Herr Präsident! Meine Damen und Herren! Die Diätenangelegenheit verdient auch ganz leidenschaftslos dargestellt zu werden. Ich fühle mich dazu nicht als Vertreter irgendeiner Partei, sondern als früherer Finanzbeamter berufen. Dabei möchte ich an den wahrlich sehr richtigen Hinweis des Herrn Vizepräsidenten Schäfer anknüpfen, daß der Beruf des Abgeordneten eine Art von Betrieb darstellt. Es ist leider so: Die Öffentlichkeit sieht uns nur als Einzelpersonen, die nach Bonn fahren, hier mit dem Auto vorrauschen, im Bundestag ein paar Reden halten und dann dicke Gelder einstreichen. Die Mandatstätigkeit aber ist in der Tat ein Betrieb, der sich aus verschiedenen Funktionen zusammensetzt, genau wie Betriebe, die wir auch sonst im Leben haben. Nehmen Sie insbesondere Betriebe der freien Berufe, denken Sie an den Betrieb eines Arztes, eines Rechtsanwalts, eines Steuerberaters, eines Buchprüfers oder dergleichen. So etwa ist der Betrieb eines Abgeordneten. Er erfordert die Unterhaltung einer Geschäftsstelle in mehr oder weniger großem Umfang, die Unterhaltung eines gewissen Personalbestandes, eines Telefonapparats, eines Beförderungsmittels und gewisser Räumlichkeiten, und zwar an zwei verschiedenen Orten, sowohl in seinem Heimatwahlbezirk als auch hier in Bonn. Denn die Räume, die wir bei der Fraktion haben, sind wahrlich nicht geeignet, dort in Ruhe und Ordnung, so wie es sich gehört, die Arbeit auszuführen. Alle Funktionen eines solchen Betriebs gleichen völlig den Funktionen der Betriebe der freien Berufe.

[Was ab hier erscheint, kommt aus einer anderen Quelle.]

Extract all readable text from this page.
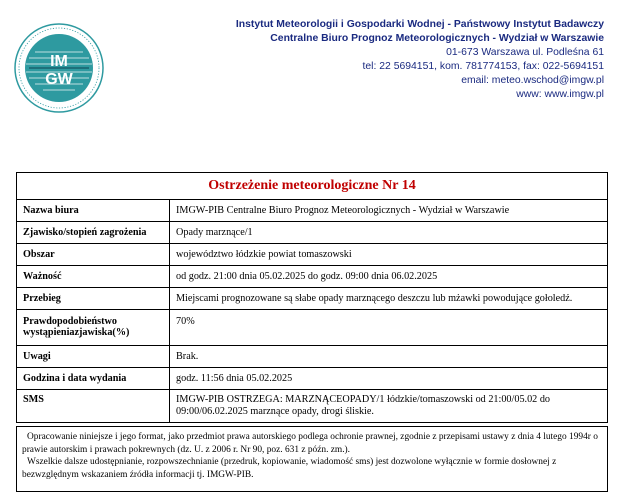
IM
GW
Instytut Meteorologii i Gospodarki Wodnej - Państwowy Instytut Badawczy
Centralne Biuro Prognoz Meteorologicznych - Wydział w Warszawie
01-673 Warszawa ul. Podleśna 61
tel: 22 5694151, kom. 781774153, fax: 022-5694151
email: meteo.wschod@imgw.pl
www: www.imgw.pl
Ostrzeżenie meteorologiczne Nr 14	
Nazwa biura	IMGW-PIB Centralne Biuro Prognoz Meteorologicznych - Wydział w Warszawie
Zjawisko/stopień zagrożenia	Opady marznące/1
Obszar	województwo łódzkie powiat tomaszowski
Ważność	od godz. 21:00 dnia 05.02.2025 do godz. 09:00 dnia 06.02.2025
Przebieg	Miejscami prognozowane są słabe opady marznącego deszczu lub mżawki powodujące gołoledź.
Prawdopodobieństwo wystąpieniazjawiska(%)	70%
Uwagi	Brak.
Godzina i data wydania	godz. 11:56 dnia 05.02.2025
SMS	IMGW-PIB OSTRZEGA: MARZNĄCEOPADY/1 łódzkie/tomaszowski od 21:00/05.02 do 09:00/06.02.2025 marznące opady, drogi śliskie.

Opracowanie niniejsze i jego format, jako przedmiot prawa autorskiego podlega ochronie prawnej, zgodnie z przepisami ustawy z dnia 4 lutego 1994r o prawie autorskim i prawach pokrewnych (dz. U. z 2006 r. Nr 90, poz. 631 z późn. zm.).

Wszelkie dalsze udostępnianie, rozpowszechnianie (przedruk, kopiowanie, wiadomość sms) jest dozwolone wyłącznie w formie dosłownej z bezwzględnym wskazaniem źródła informacji tj. IMGW-PIB.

Wenn nun für diese bestimmten Funktionen gewisse Beträge, sei es individuell, sei es in Form eines Fixums, ausgesetzt werden, so entspricht das doch — ebenso wie in der freien Berufstätigkeit -- etwa gleich großen Ausgabeposten. Denken Sie sich einen Arzt, der Bruttoeinnahmen von 2000 DM monatlich hat. Das sind nach meinen finanzamtlichen Kenntnissen so etwa die normalen Bruttoeinnahmen eines Hausarztes. Da kommt doch kein Mensch in der Öffentlichkeit auf den Gedanken, zu sagen: Dieser Arzt verdient nun auch tatsächlich 2000 DM. Davon sind doch abzuziehen die Ausgaben für seine Sprechstundenhilfe, für die Anschaffung seiner ärztlichen Apparate, für seine Büroräume, für Telefon- und Autokosten usw. usw. Dieser Arzt kommt dann auf ein steuerpflichtiges und damit effektives Einkommen von vielleicht 800 oder 900 DM. Nicht anders ist es doch bei uns auch. Und wer kommt denn auf den Gedanken, vergleichsweise z. B. bei einem Beamten, der zehn Tage im Monat auf Dienstreise, also von seinem Heimatort abwesend ist, die Tagegelder dafür als zusätzliches Einkommen anzusehen? Ich glaube, ich durfte mir erlauben, im Anschluß an die Ausführungen des Herrn Vizepräsidenten diesen Begriff des Betriebes einmal rein objektiv vor der Öffentlichkeit zu erläutern, ohne mich damit gegen irgend jemand zu wenden.
Wenden möchte ich mich allerdings — das ist hier noch nicht gesagt worden — gegen diejenigen wenigen, Gott sei Dank wenigen, Abgeordneten aus unseren eigenen Reihen, die aus dieser ganzen Diätenangelegenheit für sich so oder so Kapital zu schlagen suchten. Diese Abgeordneten in unserer eigenen Mitte sollte die volle Verachtung des Hauses treffen.